The way we determine this is to split the block b, giving us two new blocks. If we have more in the current set of ids then minimumSplitSize all we give the two blocks to two new supplies, each with one half of the original range.

If the block size is indeed two small, we poke the first block in the pair. This causes it to go hammer blockCounter and from there we divide the range we got back into two and return these smaller supplies over the new range. Notice that we’ve completely tossed the remaining elements in the supply on the floor since there weren’t that many. More interestingly, we completely ignored the second result of our split! The idea is that the most expensive operation we can do here is force that first thunk in a block. However, is long as we don’t force their first components blocks are dirt cheap! Hence it’s cheaper to accept that we only get half of blockSize on each Supply but we only had to perform one CAS to get them.
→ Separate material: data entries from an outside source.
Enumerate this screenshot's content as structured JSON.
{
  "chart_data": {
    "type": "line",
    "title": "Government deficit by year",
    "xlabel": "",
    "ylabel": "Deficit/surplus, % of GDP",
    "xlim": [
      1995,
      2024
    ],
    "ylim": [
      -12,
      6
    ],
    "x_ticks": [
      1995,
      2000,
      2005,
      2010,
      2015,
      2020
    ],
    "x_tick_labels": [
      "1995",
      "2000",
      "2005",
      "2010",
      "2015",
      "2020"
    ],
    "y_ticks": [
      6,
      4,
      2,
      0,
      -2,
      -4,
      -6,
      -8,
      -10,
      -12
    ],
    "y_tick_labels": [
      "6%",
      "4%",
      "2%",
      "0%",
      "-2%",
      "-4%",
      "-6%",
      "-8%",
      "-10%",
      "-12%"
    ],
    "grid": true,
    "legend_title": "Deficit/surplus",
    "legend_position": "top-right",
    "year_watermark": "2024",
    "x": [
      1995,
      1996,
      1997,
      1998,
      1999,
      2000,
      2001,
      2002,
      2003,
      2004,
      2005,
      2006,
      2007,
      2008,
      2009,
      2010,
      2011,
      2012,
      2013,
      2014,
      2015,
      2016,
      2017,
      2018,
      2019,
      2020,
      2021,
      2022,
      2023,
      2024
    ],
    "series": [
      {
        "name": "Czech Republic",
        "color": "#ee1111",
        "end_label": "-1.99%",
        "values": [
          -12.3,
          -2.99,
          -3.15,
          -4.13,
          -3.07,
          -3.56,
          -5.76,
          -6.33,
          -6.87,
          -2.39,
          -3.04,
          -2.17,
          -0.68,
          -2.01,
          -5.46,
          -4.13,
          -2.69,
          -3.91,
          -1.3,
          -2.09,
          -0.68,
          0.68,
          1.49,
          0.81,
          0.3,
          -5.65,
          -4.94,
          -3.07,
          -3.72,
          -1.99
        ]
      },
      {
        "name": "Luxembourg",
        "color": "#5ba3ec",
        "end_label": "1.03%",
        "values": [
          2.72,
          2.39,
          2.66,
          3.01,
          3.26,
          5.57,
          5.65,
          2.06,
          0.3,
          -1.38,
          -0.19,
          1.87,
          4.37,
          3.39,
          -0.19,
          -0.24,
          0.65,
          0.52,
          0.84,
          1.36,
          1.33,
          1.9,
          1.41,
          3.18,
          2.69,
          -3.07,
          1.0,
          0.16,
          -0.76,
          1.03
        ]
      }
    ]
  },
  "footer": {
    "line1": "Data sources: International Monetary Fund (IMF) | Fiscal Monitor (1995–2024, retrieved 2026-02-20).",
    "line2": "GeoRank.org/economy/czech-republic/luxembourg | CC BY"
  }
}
So now that we’ve done all of that, all that’s left in the module is the paper-thin wrappers over these functions so we don’t always have to use unboxed tuples

    -- | Obtain a fresh Id from a Supply.
    freshId :: Supply -> (Int, Supply)
    freshId s = case freshId# s of
      (# i, s' #) -> (I# i, s')
    {-# INLINE freshId #-}

    -- | Split a supply into two supplies that will return disjoint identifiers
    splitSupply :: Supply -> (Supply, Supply)
    splitSupply s = case splitSupply# s of
      (# l, r #) -> (l, r)
    {-# INLINE splitSupply #-}

And that’s all. I’ll hope this illustrated a fairly unique mix of laziness in side effects to help reduce contention for a difficult concurrent problem.

Cheers